KUDUS (SUARABARU.ID) – Bupati Kudus, Samani Intakoris, masih belum mengambil keputusan terkait dua Aparatur Sipil Negara (ASN) berinisial H dan E yang dikabarkan terlibat adu fisik di sebuah tempat karaoke.
Hingga saat ini, Samani mengaku belum menerima laporan lengkap hasil pemeriksaan lanjutan terhadap kedua pegawai tersebut.
“Laporannya belum sampai ke saya. Yang sudah saya terima baru hasil pemeriksaan awal,” ucapnya pada Selasa (5/8/2025).
Ia menambahkan, kasus tersebut kini berada dalam penanganan tim penegak disiplin kepegawaian. Samani menyatakan akan menunggu hasil akhir dari tim sebelum mengambil tindakan lebih lanjut.
“Belum bisa saya putuskan, semua ada prosedurnya,” tegasnya.
Ketika ditanya soal tenggat waktu penyampaian hasil pemeriksaan maupun penetapan sanksi, Samani menyebut ada tahapan yang harus dilalui sesuai aturan kepegawaian.

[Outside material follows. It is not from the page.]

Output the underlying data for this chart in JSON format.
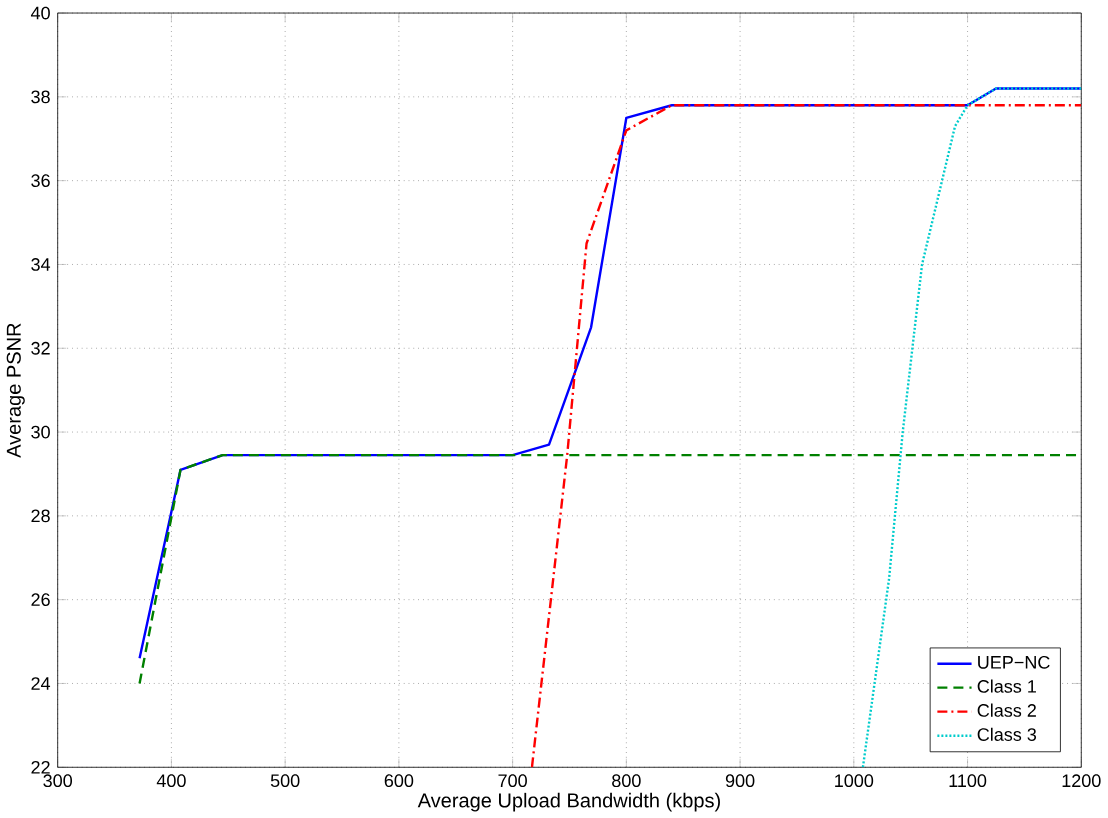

“Sudah ada mekanismenya. Setelah tim disiplin menyerahkan hasil, saya akan menindaklanjuti. Nanti juga ada kesempatan bagi yang bersangkutan untuk menyampaikan sanggahan,” jelasnya.
Sebelumnya, pada Senin (4/8/2025), AH dan EW telah dipanggil untuk menjalani pemeriksaan lanjutan yang dipimpin oleh Sekretaris Daerah Kudus, Revliasianto Subekti. Hasil pemeriksaan tersebut nantinya akan menjadi dasar keputusan Bupati Kudus.
Sebagai langkah awal, keduanya telah dibebastugaskan sementara dari jabatannya sejak sepekan sebelum pemeriksaan lanjutan berlangsung. Langkah ini diambil guna memperlancar proses penyelidikan internal.
Pencopotan sementara ini juga dimaksudkan agar keduanya memiliki cukup waktu untuk mempersiapkan diri menghadapi proses pemeriksaan yang dijadwalkan.